David Mock, MD of the University of Rochester.
Congratulations to David Mock, MD of the University of Rochester, who has received a pilot grant from the nation’s leading MS non-profit to investigate the role of HHV-6A U94 in impairing the remyelination process. His group plans to develop a novel mouse model in which U94 can be specifically regulated in mouse oligodendrocyte progenitor cells (OPC’s), the cells that typically migrate to the site of myelin damage to jumpstart the repair process.
Mock plans to use Cuprizone demyelinated mice to determine the impact of HHV-6 U94 expression. He will work with long-term collaborators Margot Mayer-Proschel and Christoph Proschel to conduct the experiment, which will be the first study to mimic HHV-6 latency, and the first to model the inhibition of repair as opposed to the demyelinating insult.
In 1999, Mock published a case report on the presence of HHV-6 and JC virus in the demyelinative lesions of 10 patients with the demyelinative disease known as progressive multifocal leukoencephalopathy. Immunohistochemistry showed HHV-6 in the swollen oligodendrocytes but not in adjacent, uninvolved tissues (Mock 1999). He was also co-author with Andrew Goodman, MD of the University of Rochester, on a seminal paper that reported finding HHV-6 genome-containing oligodendrocytes in the lesions of patients with MS, suggesting a role for the virus in the pathogenesis of multiple sclerosis (Goodman 2003).

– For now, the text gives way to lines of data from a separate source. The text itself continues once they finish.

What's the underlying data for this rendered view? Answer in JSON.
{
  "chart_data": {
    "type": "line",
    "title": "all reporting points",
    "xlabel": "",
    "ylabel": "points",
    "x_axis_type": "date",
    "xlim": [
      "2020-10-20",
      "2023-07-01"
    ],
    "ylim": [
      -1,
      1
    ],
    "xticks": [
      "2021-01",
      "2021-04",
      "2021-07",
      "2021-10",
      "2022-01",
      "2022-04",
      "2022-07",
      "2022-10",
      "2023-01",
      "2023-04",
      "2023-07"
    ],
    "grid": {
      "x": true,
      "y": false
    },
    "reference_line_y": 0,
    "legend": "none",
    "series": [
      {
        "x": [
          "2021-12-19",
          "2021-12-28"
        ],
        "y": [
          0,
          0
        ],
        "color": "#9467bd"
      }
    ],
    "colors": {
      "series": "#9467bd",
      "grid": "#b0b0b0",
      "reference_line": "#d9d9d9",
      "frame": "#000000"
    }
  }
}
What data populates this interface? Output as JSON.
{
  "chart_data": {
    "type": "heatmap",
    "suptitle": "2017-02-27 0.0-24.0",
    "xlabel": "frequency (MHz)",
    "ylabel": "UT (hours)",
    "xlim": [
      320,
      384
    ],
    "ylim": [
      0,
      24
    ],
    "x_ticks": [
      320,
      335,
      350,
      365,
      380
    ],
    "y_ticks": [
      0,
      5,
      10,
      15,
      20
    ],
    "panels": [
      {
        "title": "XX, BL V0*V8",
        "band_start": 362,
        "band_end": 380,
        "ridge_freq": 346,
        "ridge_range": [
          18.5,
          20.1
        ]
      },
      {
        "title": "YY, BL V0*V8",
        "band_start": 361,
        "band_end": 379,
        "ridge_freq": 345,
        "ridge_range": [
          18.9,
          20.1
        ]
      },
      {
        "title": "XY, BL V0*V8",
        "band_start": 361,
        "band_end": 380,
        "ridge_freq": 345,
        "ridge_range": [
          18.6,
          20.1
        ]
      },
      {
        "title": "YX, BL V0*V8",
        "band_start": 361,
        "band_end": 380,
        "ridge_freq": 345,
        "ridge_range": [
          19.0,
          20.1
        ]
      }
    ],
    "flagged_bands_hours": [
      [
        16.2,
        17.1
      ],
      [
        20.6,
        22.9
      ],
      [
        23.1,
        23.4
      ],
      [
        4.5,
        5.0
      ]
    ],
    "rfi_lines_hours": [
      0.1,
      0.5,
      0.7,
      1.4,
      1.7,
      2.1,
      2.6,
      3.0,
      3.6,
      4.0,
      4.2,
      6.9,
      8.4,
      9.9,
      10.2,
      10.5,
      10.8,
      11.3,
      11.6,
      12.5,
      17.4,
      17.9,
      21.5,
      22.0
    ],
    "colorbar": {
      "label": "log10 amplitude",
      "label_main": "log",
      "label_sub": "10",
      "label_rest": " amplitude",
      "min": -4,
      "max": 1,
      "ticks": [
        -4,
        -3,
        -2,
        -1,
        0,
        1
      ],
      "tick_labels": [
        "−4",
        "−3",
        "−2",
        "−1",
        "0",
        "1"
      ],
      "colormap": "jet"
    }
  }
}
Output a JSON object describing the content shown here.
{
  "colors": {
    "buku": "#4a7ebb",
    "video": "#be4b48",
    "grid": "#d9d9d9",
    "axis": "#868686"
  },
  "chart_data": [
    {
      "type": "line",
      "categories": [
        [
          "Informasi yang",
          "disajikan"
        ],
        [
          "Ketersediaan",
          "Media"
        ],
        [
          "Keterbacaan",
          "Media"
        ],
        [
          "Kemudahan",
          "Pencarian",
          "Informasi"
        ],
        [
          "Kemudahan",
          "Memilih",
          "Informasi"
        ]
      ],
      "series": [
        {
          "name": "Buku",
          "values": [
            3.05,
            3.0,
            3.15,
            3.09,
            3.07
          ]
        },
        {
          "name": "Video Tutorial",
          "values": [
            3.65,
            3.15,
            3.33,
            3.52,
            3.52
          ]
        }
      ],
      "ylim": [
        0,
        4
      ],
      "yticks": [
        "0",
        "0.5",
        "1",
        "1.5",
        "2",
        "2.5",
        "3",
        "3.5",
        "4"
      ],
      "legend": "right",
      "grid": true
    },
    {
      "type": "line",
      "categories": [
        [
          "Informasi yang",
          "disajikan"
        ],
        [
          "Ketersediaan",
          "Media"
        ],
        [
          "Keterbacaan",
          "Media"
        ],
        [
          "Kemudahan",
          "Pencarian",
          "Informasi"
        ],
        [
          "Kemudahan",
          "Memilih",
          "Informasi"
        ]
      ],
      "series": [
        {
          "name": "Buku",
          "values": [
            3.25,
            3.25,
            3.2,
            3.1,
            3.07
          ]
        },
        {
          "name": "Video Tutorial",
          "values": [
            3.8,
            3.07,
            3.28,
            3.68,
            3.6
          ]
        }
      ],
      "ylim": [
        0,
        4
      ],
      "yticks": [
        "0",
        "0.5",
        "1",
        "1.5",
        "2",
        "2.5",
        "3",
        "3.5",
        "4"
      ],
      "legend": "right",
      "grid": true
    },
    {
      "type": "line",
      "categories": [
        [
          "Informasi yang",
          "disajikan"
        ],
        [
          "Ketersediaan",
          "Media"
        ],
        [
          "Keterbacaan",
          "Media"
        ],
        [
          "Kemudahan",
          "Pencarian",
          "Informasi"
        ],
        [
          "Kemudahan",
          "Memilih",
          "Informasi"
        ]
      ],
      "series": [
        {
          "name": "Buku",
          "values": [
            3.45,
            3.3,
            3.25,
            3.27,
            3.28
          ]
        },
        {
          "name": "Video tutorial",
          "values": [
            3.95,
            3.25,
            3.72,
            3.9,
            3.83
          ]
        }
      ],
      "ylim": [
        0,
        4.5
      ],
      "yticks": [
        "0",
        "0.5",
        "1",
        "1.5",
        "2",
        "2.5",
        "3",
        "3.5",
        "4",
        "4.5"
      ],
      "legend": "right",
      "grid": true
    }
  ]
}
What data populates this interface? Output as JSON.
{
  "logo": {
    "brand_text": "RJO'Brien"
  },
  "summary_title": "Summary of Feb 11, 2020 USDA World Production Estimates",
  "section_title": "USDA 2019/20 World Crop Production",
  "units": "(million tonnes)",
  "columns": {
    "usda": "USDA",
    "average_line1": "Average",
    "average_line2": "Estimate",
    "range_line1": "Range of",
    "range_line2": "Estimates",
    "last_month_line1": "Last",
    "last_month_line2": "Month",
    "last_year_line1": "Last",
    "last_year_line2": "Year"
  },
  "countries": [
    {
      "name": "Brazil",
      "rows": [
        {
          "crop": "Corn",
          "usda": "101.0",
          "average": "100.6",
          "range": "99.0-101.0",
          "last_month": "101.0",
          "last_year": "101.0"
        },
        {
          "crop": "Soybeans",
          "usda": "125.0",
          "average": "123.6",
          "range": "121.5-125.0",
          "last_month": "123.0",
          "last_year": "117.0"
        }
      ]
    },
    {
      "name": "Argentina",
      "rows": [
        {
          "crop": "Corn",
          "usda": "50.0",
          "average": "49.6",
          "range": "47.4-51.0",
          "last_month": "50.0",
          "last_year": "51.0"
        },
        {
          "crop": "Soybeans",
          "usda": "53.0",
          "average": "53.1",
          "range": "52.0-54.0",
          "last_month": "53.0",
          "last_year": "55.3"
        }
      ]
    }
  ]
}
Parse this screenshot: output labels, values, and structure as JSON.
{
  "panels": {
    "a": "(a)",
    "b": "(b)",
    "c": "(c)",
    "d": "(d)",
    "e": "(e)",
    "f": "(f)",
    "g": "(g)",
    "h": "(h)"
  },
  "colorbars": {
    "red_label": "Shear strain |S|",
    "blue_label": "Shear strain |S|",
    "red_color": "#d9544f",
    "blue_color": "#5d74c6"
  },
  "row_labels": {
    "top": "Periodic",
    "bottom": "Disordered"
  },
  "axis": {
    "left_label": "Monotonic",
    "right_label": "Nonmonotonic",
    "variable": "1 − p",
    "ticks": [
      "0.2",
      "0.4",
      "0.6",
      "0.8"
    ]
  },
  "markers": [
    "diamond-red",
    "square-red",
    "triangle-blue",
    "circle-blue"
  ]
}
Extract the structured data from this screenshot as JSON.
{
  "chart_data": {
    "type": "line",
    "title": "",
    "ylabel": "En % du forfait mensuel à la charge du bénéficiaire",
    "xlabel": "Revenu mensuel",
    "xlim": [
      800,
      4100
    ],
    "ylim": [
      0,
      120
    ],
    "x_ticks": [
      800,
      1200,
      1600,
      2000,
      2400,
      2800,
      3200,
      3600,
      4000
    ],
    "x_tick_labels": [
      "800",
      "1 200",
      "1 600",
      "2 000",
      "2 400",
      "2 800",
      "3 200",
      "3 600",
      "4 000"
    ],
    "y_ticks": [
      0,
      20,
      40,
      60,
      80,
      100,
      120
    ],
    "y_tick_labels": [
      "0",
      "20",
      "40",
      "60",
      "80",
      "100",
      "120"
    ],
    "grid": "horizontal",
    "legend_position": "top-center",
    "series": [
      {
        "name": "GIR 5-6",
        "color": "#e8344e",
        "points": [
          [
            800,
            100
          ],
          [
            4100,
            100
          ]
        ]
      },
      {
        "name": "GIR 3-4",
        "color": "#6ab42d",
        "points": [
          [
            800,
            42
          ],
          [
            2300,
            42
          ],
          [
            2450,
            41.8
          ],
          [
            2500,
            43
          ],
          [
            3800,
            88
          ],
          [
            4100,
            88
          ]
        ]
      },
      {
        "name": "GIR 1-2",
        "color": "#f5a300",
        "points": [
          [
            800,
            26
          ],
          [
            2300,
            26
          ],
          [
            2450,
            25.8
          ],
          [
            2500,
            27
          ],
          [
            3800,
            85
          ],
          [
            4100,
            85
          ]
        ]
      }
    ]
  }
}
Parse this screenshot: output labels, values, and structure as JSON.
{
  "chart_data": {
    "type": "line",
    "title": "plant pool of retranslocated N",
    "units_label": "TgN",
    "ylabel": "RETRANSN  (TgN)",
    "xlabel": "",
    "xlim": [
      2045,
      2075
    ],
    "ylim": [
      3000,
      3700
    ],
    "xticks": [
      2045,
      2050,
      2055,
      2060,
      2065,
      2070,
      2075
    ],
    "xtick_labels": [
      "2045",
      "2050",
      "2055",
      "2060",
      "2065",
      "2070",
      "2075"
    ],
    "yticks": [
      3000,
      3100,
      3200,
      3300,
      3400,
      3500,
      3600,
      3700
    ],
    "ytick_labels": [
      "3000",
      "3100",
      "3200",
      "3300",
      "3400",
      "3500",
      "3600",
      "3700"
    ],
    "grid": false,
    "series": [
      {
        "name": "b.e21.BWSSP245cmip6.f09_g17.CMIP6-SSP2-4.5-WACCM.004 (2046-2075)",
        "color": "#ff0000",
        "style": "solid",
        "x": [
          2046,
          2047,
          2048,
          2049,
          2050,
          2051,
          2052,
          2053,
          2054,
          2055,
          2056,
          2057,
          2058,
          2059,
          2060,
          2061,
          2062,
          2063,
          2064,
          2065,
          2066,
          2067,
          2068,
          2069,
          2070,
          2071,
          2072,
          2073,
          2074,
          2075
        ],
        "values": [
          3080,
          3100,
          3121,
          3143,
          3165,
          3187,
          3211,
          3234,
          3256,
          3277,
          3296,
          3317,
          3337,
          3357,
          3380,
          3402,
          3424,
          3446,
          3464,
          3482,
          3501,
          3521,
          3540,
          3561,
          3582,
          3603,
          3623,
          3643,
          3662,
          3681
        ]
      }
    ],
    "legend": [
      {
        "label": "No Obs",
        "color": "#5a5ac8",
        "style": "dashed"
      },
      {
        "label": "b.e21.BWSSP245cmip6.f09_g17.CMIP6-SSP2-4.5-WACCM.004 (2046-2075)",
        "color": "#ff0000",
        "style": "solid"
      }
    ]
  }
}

Mock first became intrigued with the idea that HHV-6 might play a role in MS when he read a paper by Louis Flamand in 1993 showing that HHV-6 could upregulate Epstein Barr virus immediate early Zebra antigen by 10-fold and activate the lytic cycle (Flamand 1993). He was also strongly influenced by the Challoner group’s 1995 paper, which detailed the presence of HHV-6 in the oliogodendrocytes of MS patients but not controls, as well as two papers by Dario Di Luca’s group: a 1998 paper showing low level but long term expression of U94 in human mononuclear cells, and a subsequent paper in PNAS demonstrating that HHV-6 inhibits migration of endothelial cells and blocks angiogenesis (Caruso 2009).
One of Mock’s favorite heroines in medicine is Ruth Itzhaki, PhD, a pioneer in the study of latent HSV-1 in brain tissue and its possible impact on Alzheimer’s disease. He is confident that although it has been underappreciated for decades, she will eventually be remembered for playing a pivotal role in early studies on the impact of latent CNS herpesviruses (Itzhaki 2014).
Although he spends most of his time as an infectious disease physician, Mock is an enthusiastic catalyst for HHV-6 research, relentlessly seeking new collaborators and ideas to move the field further.